Another solution is to use JWT (check eg MembershipReboot implementation)
This link shows how to use built in anti-forgery tokens with ajax:
<script>
#functions{
public string TokenHeaderValue()
{
string cookieToken, formToken;
AntiForgery.GetTokens(null, out cookieToken, out formToken);
return cookieToken + ":" + formToken;
}
}
$.ajax("api/values", {
type: "post",
contentType: "application/json",
data: { }, // JSON data goes here
dataType: "json",
headers: {
'RequestVerificationToken': '#TokenHeaderValue()'
}
});
</script>
void ValidateRequestHeader(HttpRequestMessage request)
{
string cookieToken = "";
string formToken = "";
IEnumerable<string> tokenHeaders;
if (request.Headers.TryGetValues("RequestVerificationToken", out tokenHeaders))
{
string[] tokens = tokenHeaders.First().Split(':');
if (tokens.Length == 2)
{
cookieToken = tokens[0].Trim();
formToken = tokens[1].Trim();
}
}
AntiForgery.Validate(cookieToken, formToken);
}
Also take a look at this question AngularJS can't find XSRF-TOKEN cookie
This solution isn't secure since CSRF attacks are still possible as long as the Auth cookie is valid. Both the auth and the xsrf cookie will be sent to the server when an attacker makes you perform a request via another site, and therefore you are still vulnerable until the user does a "hard" logout.
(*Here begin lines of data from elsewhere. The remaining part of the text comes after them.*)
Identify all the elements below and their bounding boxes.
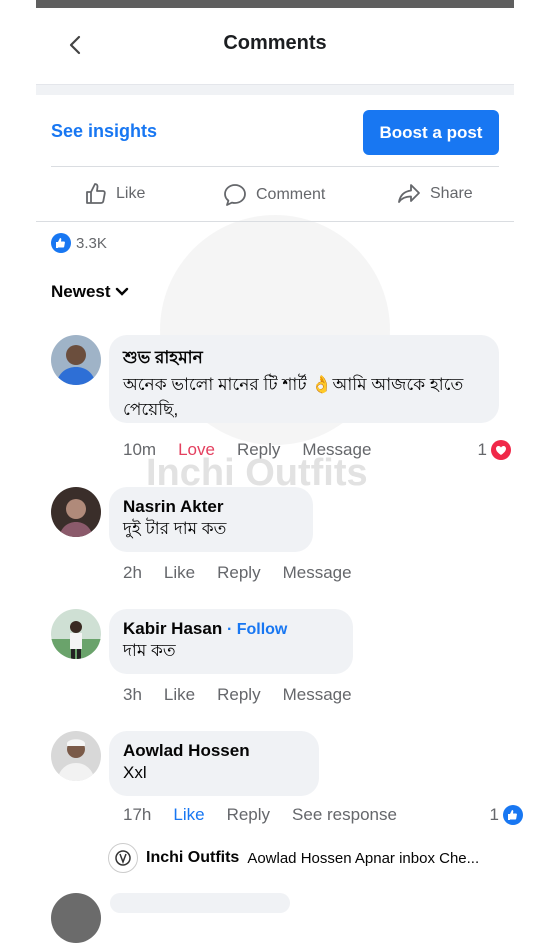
page-logo-icon [108, 843, 138, 873]
comment-reaction-count[interactable]: 1 [478, 440, 511, 460]
comment-meta: 2h Like Reply Message [123, 563, 352, 583]
like-button[interactable]: Like [164, 685, 195, 705]
comment-text: দাম কত [123, 641, 176, 660]
reply-button[interactable]: Reply [237, 440, 280, 460]
comment-text: দুই টার দাম কত [123, 519, 227, 538]
comment-time: 10m [123, 440, 157, 459]
share-action[interactable]: Share [396, 182, 473, 206]
divider [36, 221, 514, 222]
comment-bubble: শুভ রাহমান অনেক ভালো মানের টি শার্ট 👌আমি… [109, 335, 499, 423]
avatar[interactable] [51, 487, 101, 537]
reaction-number: 1 [477, 440, 487, 459]
comment-text: অনেক ভালো মানের টি শার্ট 👌আমি আজকে হাতে … [123, 375, 464, 419]
comment-bubble: Aowlad Hossen Xxl [109, 731, 319, 796]
divider [51, 166, 499, 167]
post-action-bar: Like Comment Share [36, 170, 514, 220]
comment-item: Kabir Hasan · Follow দাম কত 3h Like Repl… [51, 609, 511, 709]
like-button[interactable]: Like [173, 805, 204, 825]
heart-icon [491, 440, 511, 460]
comment-bubble [110, 893, 290, 913]
comment-author-row: Kabir Hasan · Follow [123, 619, 339, 639]
share-arrow-icon [398, 184, 420, 203]
avatar[interactable] [51, 335, 101, 385]
page-reply-preview[interactable]: Inchi Outfits Aowlad Hossen Apnar inbox … [108, 843, 479, 873]
page-reply-text: Aowlad Hossen Apnar inbox Che... [247, 849, 480, 867]
page-reply-author: Inchi Outfits [146, 849, 240, 866]
comment-time: 17h [123, 805, 152, 824]
see-response-button[interactable]: See response [292, 805, 397, 825]
comment-time: 2h [123, 563, 142, 582]
like-reaction-icon [503, 805, 523, 825]
comment-label: Comment [256, 186, 326, 203]
reply-button[interactable]: Reply [217, 563, 260, 583]
comment-bubble: Kabir Hasan · Follow দাম কত [109, 609, 353, 674]
avatar[interactable] [51, 609, 101, 659]
comment-time: 3h [123, 685, 142, 704]
message-button[interactable]: Message [283, 685, 352, 705]
sort-dropdown[interactable]: Newest [51, 282, 129, 302]
like-reaction-icon [51, 233, 71, 253]
status-strip [36, 0, 514, 8]
comment-text: Xxl [123, 763, 147, 782]
see-insights-link[interactable]: See insights [51, 121, 157, 142]
like-label: Like [116, 185, 146, 202]
message-button[interactable]: Message [283, 563, 352, 583]
reaction-number: 1 [489, 805, 499, 824]
chevron-down-icon [115, 287, 128, 296]
avatar[interactable] [51, 731, 101, 781]
comment-meta: 3h Like Reply Message [123, 685, 352, 705]
comment-meta: 17h Like Reply See response [123, 805, 397, 825]
comment-bubble: Nasrin Akter দুই টার দাম কত [109, 487, 313, 552]
comment-item: Nasrin Akter দুই টার দাম কত 2h Like Repl… [51, 487, 511, 587]
message-button[interactable]: Message [302, 440, 371, 460]
thumbs-up-icon [86, 183, 106, 204]
comment-reaction-count[interactable]: 1 [490, 805, 523, 825]
share-label: Share [430, 185, 473, 202]
comment-author[interactable]: Kabir Hasan [123, 619, 222, 638]
comment-item: শুভ রাহমান অনেক ভালো মানের টি শার্ট 👌আমি… [51, 335, 511, 465]
comment-item: Aowlad Hossen Xxl 17h Like Reply See res… [51, 731, 523, 831]
reaction-summary[interactable]: 3.3K [51, 233, 107, 253]
like-action[interactable]: Like [84, 182, 145, 206]
reply-button[interactable]: Reply [217, 685, 260, 705]
header: Comments [36, 8, 514, 85]
comment-author[interactable]: Nasrin Akter [123, 497, 299, 517]
love-reaction-button[interactable]: Love [178, 440, 215, 460]
comment-meta: 10m Love Reply Message [123, 440, 371, 460]
sort-label: Newest [51, 282, 111, 301]
follow-label: Follow [236, 621, 288, 638]
like-button[interactable]: Like [164, 563, 195, 583]
reply-button[interactable]: Reply [227, 805, 270, 825]
reaction-count: 3.3K [76, 234, 107, 252]
separator-band [36, 85, 514, 95]
boost-post-button[interactable]: Boost a post [363, 110, 499, 155]
page-title: Comments [223, 32, 327, 54]
comment-bubble-icon [224, 184, 246, 206]
comment-author[interactable]: শুভ রাহমান [123, 345, 485, 373]
follow-button[interactable]: · Follow [227, 621, 287, 638]
comment-action[interactable]: Comment [222, 182, 325, 208]
avatar[interactable] [51, 893, 101, 943]
comment-author[interactable]: Aowlad Hossen [123, 741, 305, 761]
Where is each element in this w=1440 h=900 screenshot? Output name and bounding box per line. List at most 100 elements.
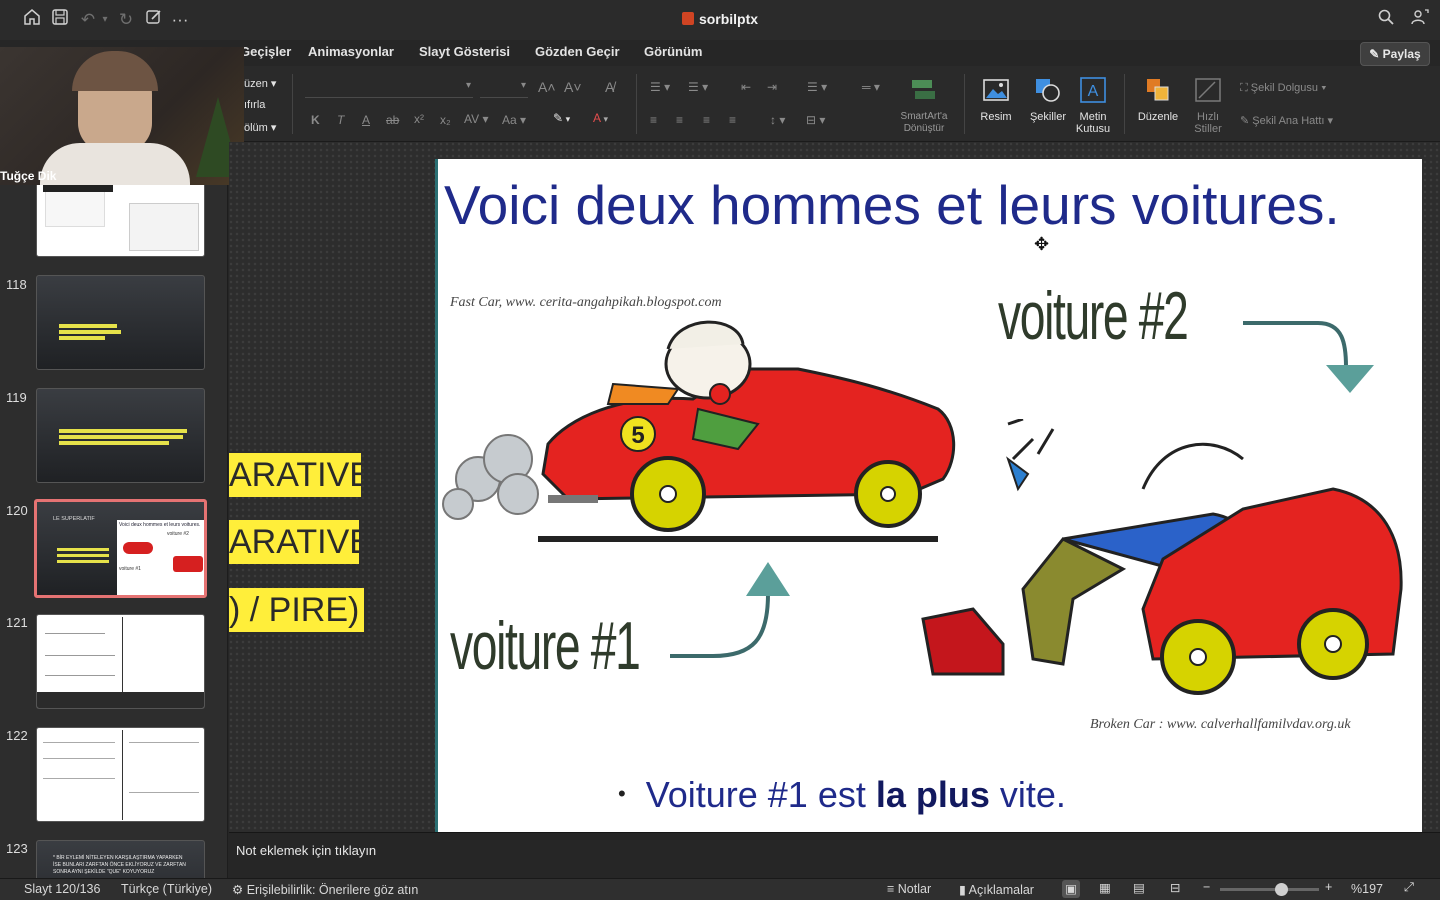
accessibility-status[interactable]: ⚙ Erişilebilirlik: Önerilere göz atın [232,882,418,897]
shape-fill-button[interactable]: ⛶ Şekil Dolgusu ▾ [1240,82,1326,95]
decrease-indent-icon[interactable]: ⇤ [741,80,751,94]
thumbnail-divider [122,730,123,820]
columns-icon[interactable]: ═ ▾ [862,80,880,94]
notes-icon: ≡ [887,882,898,896]
slide-thumbnail-pane[interactable]: 118 119 120 LE SUPERLATIF Voici deux hom… [0,142,228,878]
arrow-up-right-icon [670,562,790,658]
font-color-icon[interactable]: A ▾ [593,111,608,125]
slideshow-icon[interactable]: ⊟ [1170,880,1180,895]
align-center-icon[interactable]: ≡ [676,113,683,127]
slide-sorter-icon[interactable]: ▦ [1099,880,1111,895]
thumbnail-divider [122,617,123,692]
arrange-button[interactable]: Düzenle [1132,76,1184,123]
slide-title[interactable]: Voici deux hommes et leurs voitures. [444,173,1340,237]
convert-smartart-button[interactable]: SmartArt'a Dönüştür [893,76,955,135]
tab-view[interactable]: Görünüm [644,44,703,59]
participant-video[interactable]: Tuğçe Dik [0,47,244,185]
grow-font-icon[interactable]: A˄ [538,79,556,95]
document-name: sorbilptx [698,11,759,27]
font-family-dropdown[interactable]: ▾ [305,78,473,98]
thumbnail-highlight-line [57,548,109,551]
reading-view-icon[interactable]: ▤ [1133,880,1145,895]
separator [1124,74,1125,134]
zoom-percentage[interactable]: %197 [1351,882,1383,896]
zoom-slider[interactable] [1220,883,1319,896]
thumbnail-highlight-line [57,554,109,557]
offslide-text-box[interactable]: ARATIVE) [229,453,361,497]
notes-toggle[interactable]: ≡ Notlar [887,882,931,896]
change-case-icon[interactable]: Aa ▾ [502,113,526,127]
comments-icon: ▮ [959,883,969,897]
character-spacing-icon[interactable]: AV ▾ [464,112,488,126]
notes-placeholder: Not eklemek için tıklayın [236,843,377,858]
align-text-icon[interactable]: ⊟ ▾ [806,113,825,127]
quick-styles-label: Hızlı Stiller [1194,111,1222,135]
align-right-icon[interactable]: ≡ [703,113,710,127]
tab-slide-show[interactable]: Slayt Gösterisi [419,44,510,59]
normal-view-icon[interactable]: ▣ [1062,880,1080,898]
slide-thumbnail-117[interactable] [36,182,205,257]
pen-icon: ✎ [1240,115,1253,127]
zoom-out-button[interactable]: − [1203,880,1210,894]
slide-thumbnail-120-selected[interactable]: LE SUPERLATIF Voici deux hommes et leurs… [34,499,207,598]
picture-button[interactable]: Resim [972,76,1020,123]
slide-thumbnail-119[interactable] [36,388,205,483]
highlight-icon[interactable]: ✎ ▾ [553,111,570,125]
subscript-icon[interactable]: x₂ [440,113,451,127]
shape-outline-button[interactable]: ✎ Şekil Ana Hattı ▾ [1240,114,1333,127]
layout-button[interactable]: üzen ▾ [244,77,276,90]
thumbnail-text-line [45,633,105,634]
text-direction-icon[interactable]: ↕ ▾ [770,113,785,127]
quick-styles-button[interactable]: Hızlı Stiller [1186,76,1230,135]
font-size-dropdown[interactable]: ▾ [480,78,528,98]
comments-toggle[interactable]: ▮ Açıklamalar [959,882,1034,897]
thumbnail-text: * BİR EYLEMİ NİTELEYEN KARŞILAŞTIRMA YAP… [53,855,186,875]
tab-transitions[interactable]: Geçişler [240,44,291,59]
tab-review[interactable]: Gözden Geçir [535,44,620,59]
search-icon[interactable] [1374,8,1398,32]
slide-bullet[interactable]: • Voiture #1 est la plus vite. [618,774,1066,816]
clear-format-icon[interactable]: A̸ [605,79,614,95]
reset-button[interactable]: ıfırla [244,99,265,111]
participant-name: Tuğçe Dik [0,169,57,183]
bold-icon[interactable]: K [311,113,320,127]
shrink-font-icon[interactable]: A˅ [564,79,582,95]
superscript-icon[interactable]: x² [414,112,424,126]
participant-sweater [40,143,190,185]
italic-icon[interactable]: T [337,113,344,127]
share-people-icon[interactable] [1408,8,1432,32]
bullets-icon[interactable]: ☰ ▾ [650,80,670,94]
zoom-slider-handle[interactable] [1275,883,1289,896]
current-slide[interactable]: Voici deux hommes et leurs voitures. Fas… [435,159,1422,849]
strikethrough-icon[interactable]: ab [386,113,399,127]
numbering-icon[interactable]: ☰ ▾ [688,80,708,94]
bullet-dot: • [618,781,626,806]
slide-thumbnail-122[interactable] [36,727,205,822]
shapes-button[interactable]: Şekiller [1024,76,1072,123]
fit-to-window-icon[interactable]: ⤢ [1404,880,1414,895]
increase-indent-icon[interactable]: ⇥ [767,80,777,94]
tab-animations[interactable]: Animasyonlar [308,44,394,59]
justify-icon[interactable]: ≡ [729,113,736,127]
slide-thumbnail-118[interactable] [36,275,205,370]
align-left-icon[interactable]: ≡ [650,113,657,127]
underline-icon[interactable]: A [362,113,370,127]
offslide-text-box[interactable]: ) / PIRE) [229,588,364,632]
textbox-icon: A [1080,77,1106,103]
status-bar: Slayt 120/136 Türkçe (Türkiye) ⚙ Erişile… [0,878,1440,900]
slide-thumbnail-121[interactable] [36,614,205,709]
picture-icon [983,79,1009,101]
share-button[interactable]: ✎ Paylaş [1360,42,1430,66]
section-button[interactable]: ölüm ▾ [244,121,276,134]
voiture-2-label: voiture #2 [998,278,1189,354]
textbox-button[interactable]: A Metin Kutusu [1072,76,1114,135]
line-spacing-icon[interactable]: ☰ ▾ [807,80,827,94]
shapes-icon [1036,79,1060,102]
slide-thumbnail-123[interactable]: * BİR EYLEMİ NİTELEYEN KARŞILAŞTIRMA YAP… [36,840,205,878]
notes-pane[interactable]: Not eklemek için tıklayın [229,832,1440,878]
thumbnail-heading: LE SUPERLATIF [53,516,95,522]
zoom-in-button[interactable]: + [1325,880,1332,894]
language-indicator[interactable]: Türkçe (Türkiye) [121,882,212,896]
arrow-down-right-icon [1243,321,1374,393]
offslide-text-box[interactable]: ARATIVE) [229,520,359,564]
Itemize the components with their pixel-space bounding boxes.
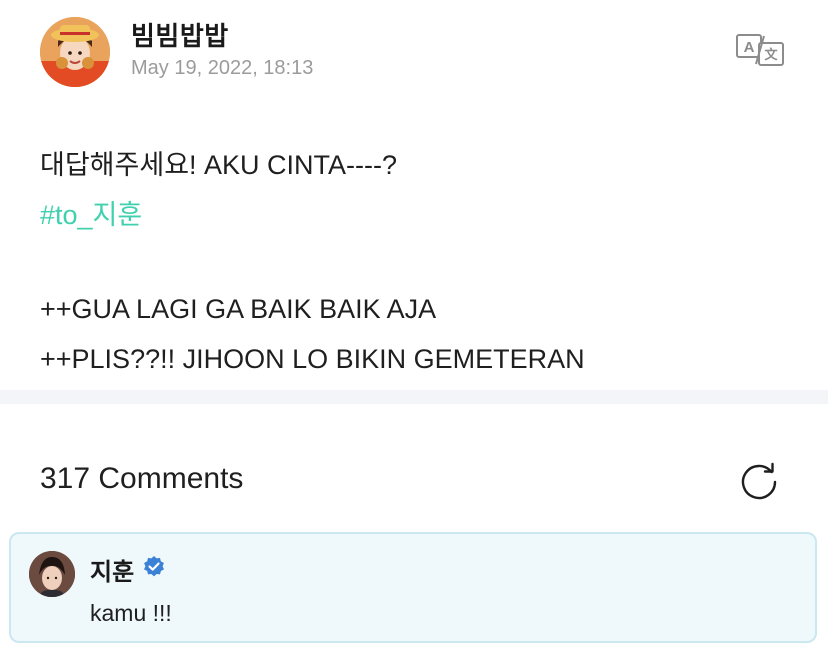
verified-badge-icon (142, 555, 166, 579)
post-line: ++GUA LAGI GA BAIK BAIK AJA (40, 294, 437, 324)
post-body: 대답해주세요! AKU CINTA----? #to_지훈 ++GUA LAGI… (40, 140, 585, 384)
post-date: May 19, 2022, 18:13 (131, 57, 314, 79)
refresh-icon (741, 462, 777, 500)
svg-text:A: A (744, 39, 755, 56)
comment-card[interactable]: 지훈 kamu !!! (9, 532, 817, 643)
refresh-button[interactable] (738, 460, 780, 502)
avatar-image (40, 17, 110, 87)
author-avatar[interactable] (40, 17, 110, 87)
comments-count-title: 317 Comments (40, 462, 244, 495)
section-divider (0, 390, 828, 404)
commenter-avatar[interactable] (29, 551, 75, 597)
translate-icon: A 文 (736, 34, 784, 66)
hashtag-link[interactable]: #to_지훈 (40, 190, 585, 240)
post-page: 빔빔밥밥 May 19, 2022, 18:13 A 文 대답해주세요! AKU… (0, 0, 828, 663)
avatar-image (29, 551, 75, 597)
translate-button[interactable]: A 文 (734, 30, 786, 68)
post-line: ++PLIS??!! JIHOON LO BIKIN GEMETERAN (40, 344, 585, 374)
svg-text:文: 文 (764, 47, 778, 63)
post-line: 대답해주세요! AKU CINTA----? (40, 150, 398, 180)
author-name[interactable]: 빔빔밥밥 (131, 16, 229, 53)
post-header: 빔빔밥밥 May 19, 2022, 18:13 A 文 (0, 0, 828, 110)
commenter-name[interactable]: 지훈 (90, 552, 134, 587)
comment-text: kamu !!! (90, 600, 172, 626)
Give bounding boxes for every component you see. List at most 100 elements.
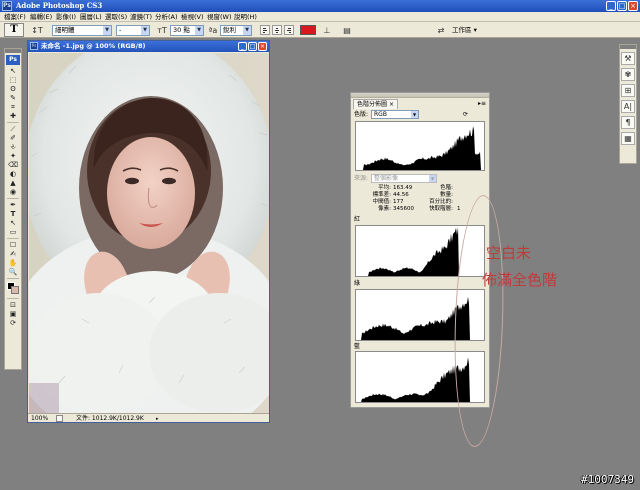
chevron-down-icon: ▼ xyxy=(103,26,111,35)
tools-panel-icon[interactable]: ⚒ xyxy=(621,52,635,65)
screen-mode-icon[interactable]: ▣ xyxy=(5,310,21,319)
document-minimize-button[interactable]: _ xyxy=(238,42,247,51)
quick-select-tool-icon[interactable]: ✎ xyxy=(5,94,21,103)
history-brush-tool-icon[interactable]: ✦ xyxy=(5,152,21,161)
character-panel-icon[interactable]: A| xyxy=(621,100,635,113)
font-size-icon: ᴛT xyxy=(157,26,167,35)
menu-analysis[interactable]: 分析(A) xyxy=(155,12,178,22)
refresh-icon[interactable]: ⟳ xyxy=(463,111,468,119)
document-icon: Ps xyxy=(30,42,38,50)
lasso-tool-icon[interactable]: ʘ xyxy=(5,85,21,94)
menu-layer[interactable]: 圖層(L) xyxy=(80,12,102,22)
source-label: 來源: xyxy=(354,175,369,182)
chevron-down-icon: ▼ xyxy=(195,26,203,35)
document-canvas-photo[interactable] xyxy=(29,53,269,414)
rotate-view-icon[interactable]: ⟳ xyxy=(5,319,21,328)
bridge-icon[interactable]: ⇄ xyxy=(435,25,447,36)
tab-histogram[interactable]: 色階分佈圖 × xyxy=(353,99,398,109)
document-title: 未命名 -1.jpg @ 100% (RGB/8) xyxy=(41,42,146,50)
brush-tool-icon[interactable]: ✐ xyxy=(5,134,21,143)
pen-tool-icon[interactable]: ✒ xyxy=(5,201,21,210)
marquee-tool-icon[interactable]: ⬚ xyxy=(5,76,21,85)
align-left-button[interactable] xyxy=(260,25,270,35)
color-swatches[interactable] xyxy=(5,281,21,297)
workspace-button[interactable]: 工作區 ▾ xyxy=(452,25,477,36)
status-arrow-icon[interactable]: ▸ xyxy=(156,415,159,424)
blur-tool-icon[interactable]: ▲ xyxy=(5,179,21,188)
eyedropper-2-tool-icon[interactable]: ✍ xyxy=(5,250,21,259)
menu-help[interactable]: 說明(H) xyxy=(234,12,257,22)
toolbox-divider xyxy=(7,122,19,124)
font-size-select[interactable]: 30 點 ▼ xyxy=(170,25,204,36)
text-orientation-icon[interactable]: ↕T xyxy=(30,25,44,36)
background-color-swatch[interactable] xyxy=(11,286,19,294)
tab-histogram-label: 色階分佈圖 xyxy=(357,101,388,108)
crop-tool-icon[interactable]: ⌗ xyxy=(5,103,21,112)
font-size-value: 30 點 xyxy=(173,26,190,34)
channel-select[interactable]: RGB ▼ xyxy=(371,110,419,119)
quick-mask-icon[interactable]: ⊡ xyxy=(5,301,21,310)
histogram-composite xyxy=(355,121,485,171)
clone-stamp-tool-icon[interactable]: ⎀ xyxy=(5,143,21,152)
menu-view[interactable]: 檢視(V) xyxy=(181,12,204,22)
close-button[interactable]: × xyxy=(628,1,638,11)
layer-comps-panel-icon[interactable]: ▦ xyxy=(621,132,635,145)
annotation-text-line2: 佈滿全色階 xyxy=(482,271,558,289)
font-style-select[interactable]: - ▼ xyxy=(116,25,150,36)
shape-tool-icon[interactable]: ▭ xyxy=(5,228,21,237)
text-color-swatch[interactable] xyxy=(300,25,316,35)
document-title-bar[interactable]: Ps 未命名 -1.jpg @ 100% (RGB/8) _ □ × xyxy=(28,41,269,52)
path-select-tool-icon[interactable]: ↖ xyxy=(5,219,21,228)
eyedropper-tool-icon[interactable]: ✚ xyxy=(5,112,21,121)
menu-edit[interactable]: 編輯(E) xyxy=(30,12,52,22)
stat-cache-level-value: 1 xyxy=(457,206,461,212)
font-family-select[interactable]: 細明體 ▼ xyxy=(52,25,112,36)
dock-grip[interactable] xyxy=(620,45,636,49)
chevron-down-icon: ▼ xyxy=(243,26,251,35)
stat-pixels-value: 345600 xyxy=(393,206,414,212)
menu-filter[interactable]: 濾鏡(T) xyxy=(130,12,152,22)
align-center-button[interactable] xyxy=(272,25,282,35)
toolbox-grip[interactable] xyxy=(5,49,21,53)
notes-tool-icon[interactable]: ☐ xyxy=(5,241,21,250)
eraser-tool-icon[interactable]: ⌫ xyxy=(5,161,21,170)
tab-close-icon[interactable]: × xyxy=(389,101,394,108)
photoshop-logo[interactable]: Ps xyxy=(6,55,20,65)
restore-button[interactable]: □ xyxy=(617,1,627,11)
zoom-tool-icon[interactable]: 🔍 xyxy=(5,268,21,277)
menu-image[interactable]: 影像(I) xyxy=(56,12,76,22)
menu-window[interactable]: 視窗(W) xyxy=(207,12,232,22)
panel-menu-icon[interactable]: ▸≡ xyxy=(478,99,486,108)
document-window: Ps 未命名 -1.jpg @ 100% (RGB/8) _ □ × 100% … xyxy=(27,40,270,423)
type-tool-icon[interactable]: T xyxy=(5,210,21,219)
stat-level-label: 色階: xyxy=(440,185,453,191)
paragraph-panel-icon[interactable]: ¶ xyxy=(621,116,635,129)
blue-channel-label: 藍 xyxy=(354,343,361,350)
tool-preset-picker[interactable]: T xyxy=(4,23,24,37)
zoom-level[interactable]: 100% xyxy=(31,414,48,423)
anti-alias-value: 銳利 xyxy=(223,26,236,34)
document-maximize-button[interactable]: □ xyxy=(248,42,257,51)
warp-text-icon[interactable]: ⊥ xyxy=(322,25,332,36)
histogram-composite-graph xyxy=(356,126,484,170)
brushes-panel-icon[interactable]: ✾ xyxy=(621,68,635,81)
status-menu-icon[interactable] xyxy=(56,415,63,422)
move-tool-icon[interactable]: ↖ xyxy=(5,67,21,76)
window-title: Adobe Photoshop CS3 xyxy=(16,1,103,10)
gradient-tool-icon[interactable]: ◐ xyxy=(5,170,21,179)
font-family-value: 細明體 xyxy=(55,26,75,34)
healing-brush-tool-icon[interactable]: ⟋ xyxy=(5,125,21,134)
stat-mean-value: 163.49 xyxy=(393,185,413,191)
dodge-tool-icon[interactable]: ◉ xyxy=(5,188,21,197)
anti-alias-select[interactable]: 銳利 ▼ xyxy=(220,25,252,36)
document-close-button[interactable]: × xyxy=(258,42,267,51)
character-panels-icon[interactable]: ▤ xyxy=(342,25,352,36)
clone-source-panel-icon[interactable]: ⊞ xyxy=(621,84,635,97)
options-bar: T ↕T 細明體 ▼ - ▼ ᴛT 30 點 ▼ ªa 銳利 ▼ ⊥ ▤ ⇄ 工… xyxy=(0,22,640,38)
stat-cache-level-label: 快取階層: xyxy=(429,206,453,212)
minimize-button[interactable]: _ xyxy=(606,1,616,11)
menu-file[interactable]: 檔案(F) xyxy=(4,12,26,22)
hand-tool-icon[interactable]: ✋ xyxy=(5,259,21,268)
menu-select[interactable]: 選取(S) xyxy=(105,12,127,22)
align-right-button[interactable] xyxy=(284,25,294,35)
Each request or session should have its own unique token to truly prevent CRSF attacks. But probably the best solution is to not use cookie based authentication but token based authentication such as OAuth. This prevents other websites from using your cookies to perform unwanted requests, since the tokens are used in http headers instead of cookies. And http headers are not automatically send.
Token Based Authentication using ASP.NET Web API 2, Owin, and Identity
AngularJS Token Authentication using ASP.NET Web API 2, Owin, and Identity
These excellent blog posts contain information of how to implement OAuth for WebAPI. The blog posts also contains great information of how to integrate it with AngularJS.
Another solution might be to disable CORS and only accept incoming requests from whitelisted domains. However this won't work for non-website applications, such as mobile and/or desktop clients. Next to that once your website is vulnerable to a XSS attack the attacker will still be able to forge requests on your behalve.
I think your code is flawed. The whole idea around prevent CSRF is to prevent a unique token on each REQUEST, not each session. If the anti-forgery token is a session persisted value, the ability to perform CSRF still remains. You need to provide a unique token on each request...
Haven't had any problems pointed out with the code, so I consider the question answered.